The coursework would be pretty simple, she's had more than a dozen people tell her that. She knows he stuff. And the clinicals would be even easier. So it's not a question of ability.
To be able to afford things we'd likey have to cash out her 401k and pay the penalty. Plus still need to take out student loans. In addition to that I'd likely have to drop my 401k back to the minimum at the very least through her med school years. At least her residency years she would be paid. One perk is that she'd keep her pharmacy license up to date and can bank $500-$700 a day working PRN shifts. One of those a week if she can manage it is significant money. But it's not something to count on based on course work volume.

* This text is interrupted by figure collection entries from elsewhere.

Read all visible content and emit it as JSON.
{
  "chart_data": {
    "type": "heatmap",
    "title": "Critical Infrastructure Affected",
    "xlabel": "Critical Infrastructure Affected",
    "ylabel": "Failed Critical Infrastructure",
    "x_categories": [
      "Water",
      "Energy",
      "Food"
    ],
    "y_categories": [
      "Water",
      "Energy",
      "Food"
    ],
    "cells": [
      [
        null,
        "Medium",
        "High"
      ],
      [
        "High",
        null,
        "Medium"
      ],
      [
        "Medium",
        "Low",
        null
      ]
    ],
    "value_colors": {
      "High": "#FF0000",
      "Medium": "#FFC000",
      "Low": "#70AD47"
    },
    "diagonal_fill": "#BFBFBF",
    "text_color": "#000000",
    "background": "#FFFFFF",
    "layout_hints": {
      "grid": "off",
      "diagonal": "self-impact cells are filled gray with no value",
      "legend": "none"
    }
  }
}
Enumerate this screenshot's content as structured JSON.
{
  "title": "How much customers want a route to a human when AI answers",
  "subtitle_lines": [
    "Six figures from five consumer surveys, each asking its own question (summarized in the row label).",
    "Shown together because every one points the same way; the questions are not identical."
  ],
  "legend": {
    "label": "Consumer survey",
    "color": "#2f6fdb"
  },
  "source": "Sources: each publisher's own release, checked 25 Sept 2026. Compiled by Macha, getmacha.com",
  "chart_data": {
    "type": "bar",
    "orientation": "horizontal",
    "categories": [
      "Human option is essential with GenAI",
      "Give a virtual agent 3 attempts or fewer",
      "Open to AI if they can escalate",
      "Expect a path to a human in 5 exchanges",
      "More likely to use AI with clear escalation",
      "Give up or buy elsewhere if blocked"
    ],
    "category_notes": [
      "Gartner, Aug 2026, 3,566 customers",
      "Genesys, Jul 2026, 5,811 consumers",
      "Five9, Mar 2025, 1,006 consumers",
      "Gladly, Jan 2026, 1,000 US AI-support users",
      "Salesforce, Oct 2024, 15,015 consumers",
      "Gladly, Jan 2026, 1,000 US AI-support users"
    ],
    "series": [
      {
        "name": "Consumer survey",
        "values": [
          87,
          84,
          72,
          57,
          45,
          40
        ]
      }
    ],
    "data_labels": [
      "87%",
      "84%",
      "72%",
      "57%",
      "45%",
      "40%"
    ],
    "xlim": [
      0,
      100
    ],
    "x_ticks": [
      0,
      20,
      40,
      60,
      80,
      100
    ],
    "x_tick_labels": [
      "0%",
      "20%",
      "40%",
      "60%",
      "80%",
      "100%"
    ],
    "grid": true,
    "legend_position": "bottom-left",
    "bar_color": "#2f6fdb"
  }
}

But we are talking serious money here.
She'd be leaving a $125,000+ a year job. She'd have to cash out a 120k 401k to give enough of a blanket to pay mortgage, day care, taxes, 2nd apartment ect. She wouldn't be accrueing any more money into her retirement funds during that time. And mine would be scaled back to the bare minimum.
On top of the lost income, she already has a $70,000 student loan debt for her first round of schooling. Over the 4 years of med school that'd likely inflate up to $250k. During residency she'd at least be making $45,000 or so and we could maybe start using that income to pay back down stuff.
But the golden light at the end of that 7 year tunnel is that she'd be looking at a $350k+ salary (mal practice is covered by the employer) and more control over her career and life. ED Docs aren't salaried by the hospital and are halfway independent consultants with benefits.
What I can't fully figure out is the cost benefit of this. We're basically torching 7 years of prime income earning and wealth building for a deferred amount of debt with the bonus of tripling her income. But she wouldn't be making that until she's nearly 40 years old.
Stress on the family aside, I just don't know how to do the math on that. :|
It's basically 7 years of hell on everyone. Then 4 years of more hell trying to dig out of debt. 6 years of playing catchup on savings games to bump retirement . Then when we finally hit 50 it'll be pretty damn nice. House would be paid off, loans paid off. College for kids would be saved for. I'd likely be able to retire 5 or more years earlier and she could go half or 3/4 time and make more than she would working full time in her current gig.
And I don't know how to put a price or cost of sacrafice on that either.
And even more...what I *REALLY* don't know how to plan for is her being 50 looking back and not even remembering her kids 4th, 5th, 10th, ect birthday's, Christmas mornings, ect because life was a blur.
I'm really not feeling comfortable with the financial side of things going through schooling, and even less comfortable with the family stress and have voiced that. But her outlook on her career almost gets worse by the day and has been speeding up since returning from maternity leave this spring. She's just not a happy person with her job right now. She really wants to do this and probably can do it much easier than many other people. I just can't really digest the costs and long term benefits.